The results of this study compare well with similar, previously published studies [24, 25, 27, 32]. In 2013, Deeken et al. evaluated Phasix™ in a porcine model of hernia repair at 6, 12, 26, and 52 weeks postimplantation. The results were comparable to the current study and showed that Phasix™-repaired sites were significantly stronger than NAW at all time points with a mild inflammatory response [25]. In another study, Martin et al. evaluated Phasix™ in a porcine model at 8, 16, 32, and 48 weeks postimplantation. Again, the results were comparable to the current study and showed that Phasix™-repaired sites were significantly stronger than NAW at 8 and 16 weeks and comparable to NAW thereafter, with a moderate inflammatory response present at all time points [32]. In a third study, Monteiro et al. evaluated Strattice™ in a porcine model at 2, 4, and 6 weeks postimplantation. These results were also comparable to the results of Strattice™ in the current study and showed a mild inflammatory response with rapid 40, 84, and 81 % decline in mesh strength at 2, 4, and 6 weeks, respectively [27].

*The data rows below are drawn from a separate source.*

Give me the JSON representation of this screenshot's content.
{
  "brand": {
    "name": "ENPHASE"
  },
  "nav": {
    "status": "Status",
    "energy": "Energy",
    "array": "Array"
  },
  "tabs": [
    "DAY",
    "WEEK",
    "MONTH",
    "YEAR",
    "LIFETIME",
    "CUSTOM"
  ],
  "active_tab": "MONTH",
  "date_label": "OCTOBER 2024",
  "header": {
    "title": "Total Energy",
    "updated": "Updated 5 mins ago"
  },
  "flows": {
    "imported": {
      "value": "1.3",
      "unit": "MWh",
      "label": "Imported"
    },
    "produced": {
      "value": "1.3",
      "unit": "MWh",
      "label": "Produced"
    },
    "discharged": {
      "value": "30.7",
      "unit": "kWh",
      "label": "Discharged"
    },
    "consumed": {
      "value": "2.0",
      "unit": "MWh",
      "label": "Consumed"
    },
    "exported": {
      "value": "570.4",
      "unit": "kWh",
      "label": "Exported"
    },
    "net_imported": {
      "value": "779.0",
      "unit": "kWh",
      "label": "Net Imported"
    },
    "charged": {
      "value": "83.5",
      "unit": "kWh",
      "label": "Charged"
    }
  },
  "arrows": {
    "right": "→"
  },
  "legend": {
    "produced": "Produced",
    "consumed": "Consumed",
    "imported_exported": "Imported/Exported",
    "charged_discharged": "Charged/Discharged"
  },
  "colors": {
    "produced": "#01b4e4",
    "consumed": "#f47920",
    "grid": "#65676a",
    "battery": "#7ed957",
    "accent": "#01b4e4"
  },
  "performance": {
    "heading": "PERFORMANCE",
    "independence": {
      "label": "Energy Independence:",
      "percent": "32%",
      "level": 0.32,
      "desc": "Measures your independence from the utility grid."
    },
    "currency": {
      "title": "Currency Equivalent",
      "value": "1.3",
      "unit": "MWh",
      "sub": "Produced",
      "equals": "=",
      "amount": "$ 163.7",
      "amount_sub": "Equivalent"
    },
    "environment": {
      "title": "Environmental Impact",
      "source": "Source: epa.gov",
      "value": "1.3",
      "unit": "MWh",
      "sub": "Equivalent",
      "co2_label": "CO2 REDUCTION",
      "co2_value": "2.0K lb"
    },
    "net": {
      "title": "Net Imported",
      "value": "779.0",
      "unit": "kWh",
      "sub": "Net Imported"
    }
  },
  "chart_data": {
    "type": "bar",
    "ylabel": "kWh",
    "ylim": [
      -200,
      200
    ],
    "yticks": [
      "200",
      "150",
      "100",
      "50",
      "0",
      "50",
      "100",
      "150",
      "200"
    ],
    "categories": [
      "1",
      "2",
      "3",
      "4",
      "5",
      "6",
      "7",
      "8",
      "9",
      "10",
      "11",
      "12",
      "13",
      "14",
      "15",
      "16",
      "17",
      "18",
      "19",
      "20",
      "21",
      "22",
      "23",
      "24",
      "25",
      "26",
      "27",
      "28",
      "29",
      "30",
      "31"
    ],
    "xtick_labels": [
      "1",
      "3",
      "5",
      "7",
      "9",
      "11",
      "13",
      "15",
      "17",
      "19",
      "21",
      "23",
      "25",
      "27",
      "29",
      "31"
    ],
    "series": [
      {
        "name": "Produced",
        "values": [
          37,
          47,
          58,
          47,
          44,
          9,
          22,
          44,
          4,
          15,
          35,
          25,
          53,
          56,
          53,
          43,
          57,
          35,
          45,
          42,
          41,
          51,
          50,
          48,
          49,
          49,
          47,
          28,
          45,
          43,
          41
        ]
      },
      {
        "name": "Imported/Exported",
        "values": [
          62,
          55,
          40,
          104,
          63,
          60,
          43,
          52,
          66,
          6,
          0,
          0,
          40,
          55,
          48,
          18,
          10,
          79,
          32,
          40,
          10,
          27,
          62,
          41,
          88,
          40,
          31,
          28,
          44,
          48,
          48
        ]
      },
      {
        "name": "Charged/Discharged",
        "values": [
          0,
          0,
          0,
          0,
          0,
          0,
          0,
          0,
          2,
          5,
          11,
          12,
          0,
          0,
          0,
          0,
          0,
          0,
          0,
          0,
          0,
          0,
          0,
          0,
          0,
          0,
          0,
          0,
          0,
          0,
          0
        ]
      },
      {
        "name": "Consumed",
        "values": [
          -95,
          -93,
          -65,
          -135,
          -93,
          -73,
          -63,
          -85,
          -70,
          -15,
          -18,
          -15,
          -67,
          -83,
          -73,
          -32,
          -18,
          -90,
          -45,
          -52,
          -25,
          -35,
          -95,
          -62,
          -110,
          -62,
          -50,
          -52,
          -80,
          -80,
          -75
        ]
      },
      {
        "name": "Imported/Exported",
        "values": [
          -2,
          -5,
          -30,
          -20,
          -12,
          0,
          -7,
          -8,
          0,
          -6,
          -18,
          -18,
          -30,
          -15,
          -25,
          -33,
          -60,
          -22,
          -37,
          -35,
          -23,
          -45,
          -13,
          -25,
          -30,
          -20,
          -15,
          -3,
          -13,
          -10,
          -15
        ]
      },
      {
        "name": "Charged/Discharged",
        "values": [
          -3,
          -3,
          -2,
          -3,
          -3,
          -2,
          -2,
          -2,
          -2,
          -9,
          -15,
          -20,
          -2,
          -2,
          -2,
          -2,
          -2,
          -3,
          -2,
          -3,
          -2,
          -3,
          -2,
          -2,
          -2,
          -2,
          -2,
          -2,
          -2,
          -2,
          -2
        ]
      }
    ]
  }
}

There are some limitations associated with the current study that deserve consideration. First, the medium-term implant duration of 24 weeks is limited given the longer-term resorption profile associated with Phasix™ ST and Phasix™ compared to that associated with Strattice™. The results of this study provide an understanding of the short- to medium-term tissue response and mechanical properties associated with these materials. However, future studies should include longer implant durations to more fully characterize the responses associated with these materials after complete resorption of not only the barrier layer, but also the primary load-bearing structural component of the mesh. Additionally, although this study provides important insight using an established large animal model, the impact of mesh resorption on hernia recurrence rates and clinical performance should be addressed in future clinical trials. Furthermore, there are some limitations associated with the T0 and NAW specimens chosen for this study. In future studies, it may be useful to also include a T0 sample of mesh/tissue repair strength immediately after surgical implantation of the mesh over a repaired defect in addition to the T0 mesh-only data acquired here. This type of specimen would provide additional insight into the contribution of the repaired tissue to the strength of the initial mesh/tissue repair prior to mesh resorption or tissue ingrowth. Finally, it should be acknowledged that specimens obtained for histological analysis were taken after the completion of mechanical testing. It is possible that artifacts were created in the tissue specimens due to compression during testing, although no such observations were noted by the pathologist.